Johnson will discuss this idea that entropy is the chief carcinogen and what that means in his talk along with the mythology vs. science belief system that plagues the public discourse. He said the physician’s role in all of this is largely to help their patients understand that cancer is “not their fault,” which he noted, most are already good at doing.
“The challenge is to figure out which of those cancers we can identify early and maybe prevent and which of them can be treated,” Johnson said. “There are cancers like cervical cancer that are caused by a virus that engenders mutations. But cervical cancer could be all but wiped out on the earth, with worldwide vaccination programs. The world health community has been working on that so you can look at some cancers that can be eliminated – another is lung cancer caused by cigarettes –because there’s certain easily identifiable causes.”

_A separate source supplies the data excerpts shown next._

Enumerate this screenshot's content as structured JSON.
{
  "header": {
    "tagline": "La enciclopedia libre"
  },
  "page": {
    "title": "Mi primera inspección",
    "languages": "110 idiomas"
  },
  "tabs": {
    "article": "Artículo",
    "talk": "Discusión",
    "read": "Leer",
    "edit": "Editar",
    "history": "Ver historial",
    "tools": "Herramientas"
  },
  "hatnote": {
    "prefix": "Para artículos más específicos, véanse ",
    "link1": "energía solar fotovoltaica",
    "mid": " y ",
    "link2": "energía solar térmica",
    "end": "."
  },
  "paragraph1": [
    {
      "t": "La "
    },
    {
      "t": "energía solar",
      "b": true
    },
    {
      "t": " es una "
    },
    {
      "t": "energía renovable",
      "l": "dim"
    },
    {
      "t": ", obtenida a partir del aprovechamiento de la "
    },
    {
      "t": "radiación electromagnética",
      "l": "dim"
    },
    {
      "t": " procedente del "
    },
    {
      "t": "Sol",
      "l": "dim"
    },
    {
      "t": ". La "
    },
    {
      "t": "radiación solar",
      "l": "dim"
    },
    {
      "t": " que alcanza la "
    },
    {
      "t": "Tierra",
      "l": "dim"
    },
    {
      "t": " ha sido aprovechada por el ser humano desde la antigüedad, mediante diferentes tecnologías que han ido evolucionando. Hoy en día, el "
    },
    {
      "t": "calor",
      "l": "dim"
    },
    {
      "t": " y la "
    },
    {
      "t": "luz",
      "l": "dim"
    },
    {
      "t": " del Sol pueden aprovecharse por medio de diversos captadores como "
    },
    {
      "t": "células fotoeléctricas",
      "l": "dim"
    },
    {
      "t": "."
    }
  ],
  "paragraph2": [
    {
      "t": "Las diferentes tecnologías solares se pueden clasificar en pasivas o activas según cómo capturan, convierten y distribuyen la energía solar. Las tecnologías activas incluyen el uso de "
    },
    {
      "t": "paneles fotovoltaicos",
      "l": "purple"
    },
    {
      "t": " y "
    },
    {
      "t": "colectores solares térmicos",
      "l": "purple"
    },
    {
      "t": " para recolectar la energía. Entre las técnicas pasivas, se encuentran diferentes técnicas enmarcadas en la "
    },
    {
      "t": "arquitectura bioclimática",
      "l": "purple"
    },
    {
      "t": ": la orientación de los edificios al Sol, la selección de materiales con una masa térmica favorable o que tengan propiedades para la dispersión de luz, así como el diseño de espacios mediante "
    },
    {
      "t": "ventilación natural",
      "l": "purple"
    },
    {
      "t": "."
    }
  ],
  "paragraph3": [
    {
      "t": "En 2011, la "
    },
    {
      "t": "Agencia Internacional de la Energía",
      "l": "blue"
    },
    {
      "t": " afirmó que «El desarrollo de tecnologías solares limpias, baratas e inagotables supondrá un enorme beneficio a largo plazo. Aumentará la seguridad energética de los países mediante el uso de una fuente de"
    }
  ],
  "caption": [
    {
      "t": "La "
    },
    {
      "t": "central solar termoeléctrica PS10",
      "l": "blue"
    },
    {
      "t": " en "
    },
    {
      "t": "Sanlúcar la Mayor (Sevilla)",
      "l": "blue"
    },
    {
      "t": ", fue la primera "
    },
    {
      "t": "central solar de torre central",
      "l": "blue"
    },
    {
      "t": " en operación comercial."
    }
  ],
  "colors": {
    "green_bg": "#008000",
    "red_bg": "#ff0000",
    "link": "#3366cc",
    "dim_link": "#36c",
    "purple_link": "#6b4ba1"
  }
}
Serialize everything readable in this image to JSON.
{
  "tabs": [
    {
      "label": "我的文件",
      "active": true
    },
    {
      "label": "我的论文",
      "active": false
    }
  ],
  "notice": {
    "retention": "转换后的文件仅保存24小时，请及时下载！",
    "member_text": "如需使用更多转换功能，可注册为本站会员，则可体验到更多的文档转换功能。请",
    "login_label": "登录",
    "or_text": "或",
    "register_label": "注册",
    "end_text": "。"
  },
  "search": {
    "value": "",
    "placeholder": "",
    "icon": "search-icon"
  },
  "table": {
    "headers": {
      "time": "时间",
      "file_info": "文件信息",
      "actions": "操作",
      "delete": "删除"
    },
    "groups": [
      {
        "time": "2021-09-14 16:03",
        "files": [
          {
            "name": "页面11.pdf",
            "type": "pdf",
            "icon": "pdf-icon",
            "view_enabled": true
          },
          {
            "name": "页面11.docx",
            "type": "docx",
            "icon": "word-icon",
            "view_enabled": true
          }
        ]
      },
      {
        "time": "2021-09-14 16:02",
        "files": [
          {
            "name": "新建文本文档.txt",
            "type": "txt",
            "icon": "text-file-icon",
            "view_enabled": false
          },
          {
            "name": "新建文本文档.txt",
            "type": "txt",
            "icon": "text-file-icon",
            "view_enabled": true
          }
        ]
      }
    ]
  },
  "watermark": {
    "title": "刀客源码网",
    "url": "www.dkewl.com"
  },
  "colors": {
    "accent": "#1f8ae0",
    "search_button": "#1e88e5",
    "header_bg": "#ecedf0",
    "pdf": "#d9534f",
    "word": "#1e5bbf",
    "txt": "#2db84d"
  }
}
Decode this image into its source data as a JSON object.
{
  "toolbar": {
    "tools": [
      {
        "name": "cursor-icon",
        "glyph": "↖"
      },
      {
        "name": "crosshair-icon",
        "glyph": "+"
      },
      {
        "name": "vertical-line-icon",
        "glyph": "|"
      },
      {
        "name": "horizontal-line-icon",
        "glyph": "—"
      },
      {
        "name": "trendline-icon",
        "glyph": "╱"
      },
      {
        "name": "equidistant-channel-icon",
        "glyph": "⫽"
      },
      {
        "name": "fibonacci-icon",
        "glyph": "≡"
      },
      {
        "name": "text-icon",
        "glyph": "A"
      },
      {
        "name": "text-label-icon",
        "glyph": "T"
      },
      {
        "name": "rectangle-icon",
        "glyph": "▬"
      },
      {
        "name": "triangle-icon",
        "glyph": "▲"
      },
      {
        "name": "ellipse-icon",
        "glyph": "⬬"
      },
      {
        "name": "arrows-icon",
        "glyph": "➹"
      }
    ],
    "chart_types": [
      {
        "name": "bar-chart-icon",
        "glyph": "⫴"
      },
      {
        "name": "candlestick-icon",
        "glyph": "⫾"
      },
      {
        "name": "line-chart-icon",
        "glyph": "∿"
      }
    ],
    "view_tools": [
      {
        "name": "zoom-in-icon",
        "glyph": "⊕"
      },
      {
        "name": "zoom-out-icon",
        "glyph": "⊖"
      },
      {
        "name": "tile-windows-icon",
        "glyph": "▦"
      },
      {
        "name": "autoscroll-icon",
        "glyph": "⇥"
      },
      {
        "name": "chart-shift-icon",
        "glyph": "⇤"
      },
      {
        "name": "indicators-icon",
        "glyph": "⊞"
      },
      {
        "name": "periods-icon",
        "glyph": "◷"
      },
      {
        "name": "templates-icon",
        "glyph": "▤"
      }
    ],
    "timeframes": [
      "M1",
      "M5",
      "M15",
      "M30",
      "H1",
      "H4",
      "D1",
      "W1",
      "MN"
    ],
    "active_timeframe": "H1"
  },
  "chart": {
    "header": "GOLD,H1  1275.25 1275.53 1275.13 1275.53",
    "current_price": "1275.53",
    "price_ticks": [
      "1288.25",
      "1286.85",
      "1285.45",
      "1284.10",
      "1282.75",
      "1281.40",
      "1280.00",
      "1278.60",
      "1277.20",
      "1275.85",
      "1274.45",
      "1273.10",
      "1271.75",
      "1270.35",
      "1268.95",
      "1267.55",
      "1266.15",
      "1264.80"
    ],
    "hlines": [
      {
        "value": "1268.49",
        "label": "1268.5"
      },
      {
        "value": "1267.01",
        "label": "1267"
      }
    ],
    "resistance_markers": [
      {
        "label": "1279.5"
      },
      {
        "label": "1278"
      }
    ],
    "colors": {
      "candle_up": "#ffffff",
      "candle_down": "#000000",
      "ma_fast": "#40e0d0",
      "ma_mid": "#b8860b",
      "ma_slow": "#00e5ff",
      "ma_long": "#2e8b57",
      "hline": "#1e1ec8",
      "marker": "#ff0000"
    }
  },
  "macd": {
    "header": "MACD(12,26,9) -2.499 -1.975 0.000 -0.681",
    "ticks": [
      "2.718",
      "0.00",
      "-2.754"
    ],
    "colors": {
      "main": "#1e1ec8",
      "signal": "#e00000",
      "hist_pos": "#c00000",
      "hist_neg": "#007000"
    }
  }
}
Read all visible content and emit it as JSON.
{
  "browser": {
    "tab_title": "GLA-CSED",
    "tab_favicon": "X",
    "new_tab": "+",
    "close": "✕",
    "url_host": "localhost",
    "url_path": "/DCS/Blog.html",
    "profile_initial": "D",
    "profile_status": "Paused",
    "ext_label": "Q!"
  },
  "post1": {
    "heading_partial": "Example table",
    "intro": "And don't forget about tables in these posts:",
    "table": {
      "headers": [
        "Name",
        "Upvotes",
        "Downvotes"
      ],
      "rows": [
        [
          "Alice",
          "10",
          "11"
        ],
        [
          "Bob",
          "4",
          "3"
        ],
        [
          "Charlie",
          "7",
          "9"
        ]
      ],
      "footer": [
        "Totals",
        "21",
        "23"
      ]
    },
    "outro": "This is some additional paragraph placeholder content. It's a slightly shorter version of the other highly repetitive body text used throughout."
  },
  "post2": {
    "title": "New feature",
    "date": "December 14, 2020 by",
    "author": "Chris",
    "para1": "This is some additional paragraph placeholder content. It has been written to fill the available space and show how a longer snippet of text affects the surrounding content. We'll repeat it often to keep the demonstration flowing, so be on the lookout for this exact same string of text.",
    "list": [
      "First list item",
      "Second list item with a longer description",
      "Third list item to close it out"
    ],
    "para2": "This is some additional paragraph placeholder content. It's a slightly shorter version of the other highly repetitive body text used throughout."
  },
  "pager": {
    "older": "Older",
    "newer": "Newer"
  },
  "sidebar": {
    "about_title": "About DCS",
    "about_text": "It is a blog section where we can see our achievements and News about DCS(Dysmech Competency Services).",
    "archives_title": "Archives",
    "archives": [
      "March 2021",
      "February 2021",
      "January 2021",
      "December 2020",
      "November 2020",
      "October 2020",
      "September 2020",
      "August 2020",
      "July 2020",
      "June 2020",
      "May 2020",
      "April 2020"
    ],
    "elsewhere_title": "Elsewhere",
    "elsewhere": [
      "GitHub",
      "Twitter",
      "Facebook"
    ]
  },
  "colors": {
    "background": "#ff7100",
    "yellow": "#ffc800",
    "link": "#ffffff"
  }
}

However, he added, the more you cure other diseases, such as heart disease, and people live longer, it’s more likely that they’ll live long enough to accumulate one of the deadly combinations of mutations that lead to cancer.
“People think they got cancer or their child got cancer because they drank too much diet coke or because they didn’t eat enough broccoli, and it’s just a horrible thing for people to have to agonize over these things when it’s almost certainly not true,” Johnson said. “So much of it is random. You get this random cluster of mutations and you can do everything right and still get cancer.”